De nuevo su voz sonaba crispada. Deposité el tenedor sobre la mesa y la observé. Me miraba con fijeza, con la cabeza un poco adelantada y apretando con fuerza el tallo de su copa, que temblaba ligeramente.
– Lo siento, Gabby. No tendría que haberte hablado de esto. ¿Estás bien?
Se irguió en su asiento y depositó la copa pausadamente, sosteniéndola un instante en el aire antes de dejarla en la mesa y sin dejar de mirarme. Le hice señas al camarero.
– ¿Quieres café?
Asintió con la cabeza.
Concluida la cena nos permitimos cannoli y capuchinos. Ella pareció recobrar su buen humor, y nos reímos y burlamos recordando nuestros tiempos en la época de Acuario, nuestras largas y lisas cabelleras, nuestras camisas teñidas a trozos, nuestros téjanos que se sostenían en las caderas y formaban campana en los tobillos, una generación que seguía idénticas vías de escape del conformismo. Era ya más de medianoche cuando salimos del restaurante.

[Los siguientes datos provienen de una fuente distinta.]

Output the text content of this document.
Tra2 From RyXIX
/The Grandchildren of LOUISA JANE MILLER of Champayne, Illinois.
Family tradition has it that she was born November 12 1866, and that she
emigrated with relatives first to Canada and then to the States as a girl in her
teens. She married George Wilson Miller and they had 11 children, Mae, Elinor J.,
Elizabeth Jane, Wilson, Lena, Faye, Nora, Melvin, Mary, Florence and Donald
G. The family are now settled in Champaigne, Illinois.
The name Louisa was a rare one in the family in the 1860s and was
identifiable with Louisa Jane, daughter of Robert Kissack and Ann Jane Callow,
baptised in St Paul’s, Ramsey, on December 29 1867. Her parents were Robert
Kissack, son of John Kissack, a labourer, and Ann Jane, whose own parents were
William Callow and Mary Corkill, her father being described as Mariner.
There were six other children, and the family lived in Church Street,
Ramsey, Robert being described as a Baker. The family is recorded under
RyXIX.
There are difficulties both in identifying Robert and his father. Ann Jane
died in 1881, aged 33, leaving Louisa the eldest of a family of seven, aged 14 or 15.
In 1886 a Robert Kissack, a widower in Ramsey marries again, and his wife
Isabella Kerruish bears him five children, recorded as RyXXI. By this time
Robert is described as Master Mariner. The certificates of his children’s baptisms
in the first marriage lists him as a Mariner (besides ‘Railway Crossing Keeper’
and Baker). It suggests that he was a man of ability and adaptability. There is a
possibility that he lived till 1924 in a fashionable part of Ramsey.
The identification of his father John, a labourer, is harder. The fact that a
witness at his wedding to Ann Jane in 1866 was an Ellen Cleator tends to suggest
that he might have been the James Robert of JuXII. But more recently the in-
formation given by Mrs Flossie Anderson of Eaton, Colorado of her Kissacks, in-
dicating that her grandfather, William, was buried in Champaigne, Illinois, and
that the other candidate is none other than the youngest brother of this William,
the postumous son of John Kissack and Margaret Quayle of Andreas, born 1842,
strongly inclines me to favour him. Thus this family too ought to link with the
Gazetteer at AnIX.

A nuestro paso por Prince Arthur ella sacó de nuevo el tema de los asesinatos.
– ¿Cómo será ese tipo? -dijo.
La pregunta me cogió por sorpresa.
– Quiero decir si se tratará de un tipo excéntrico o normal y si serías capaz de detectarlo.
Mi confusión la irritaba.
– ¿Podrías distinguir a ese cabrón en una reunión religiosa?
– ¿Al asesino?
– Sí.
– No lo sé.
– ¿Sería competente? -insistió.
– Eso creo. Si fue la misma persona quien mató a las dos mujeres, estoy segura de que es un tipo organizado, que planea sus actos. Muchos criminales en serie engañan a la gente durante largo tiempo hasta que caen en manos de la justicia. Pero yo no soy psicóloga; es simple especulación.
Llegamos al coche y abrí la puerta. De pronto ella me cogió del brazo.
– Deja que te muestre la zona.
No comprendí qué quería decir. De nuevo me había cogido por sorpresa.
– Pues…
– Los barrios bajos. Mi proyecto. Pasemos en coche por allí y te mostraré a las chicas.
La observé al tiempo que la iluminaban los faros de un coche que se aproximaba. Tenía una extraña expresión a la luz cambiante. La luz pasó por ella como el foco de una linterna y acentuó algunos rasgos al tiempo que sumergía otros en las sombras. Su entusiasmo era persuasivo. Consulté mi reloj: eran las doce y cuarto.
– De acuerdo.
En realidad, no lo estaba. El día siguiente sería duro. Pero ella parecía tan entusiasmada que no quise decepcionarla.
Se metió en el coche y deslizó hacia atrás el asiento, lo más lejos posible a fin de conseguir mayor espacio para sus piernas, aunque no suficiente.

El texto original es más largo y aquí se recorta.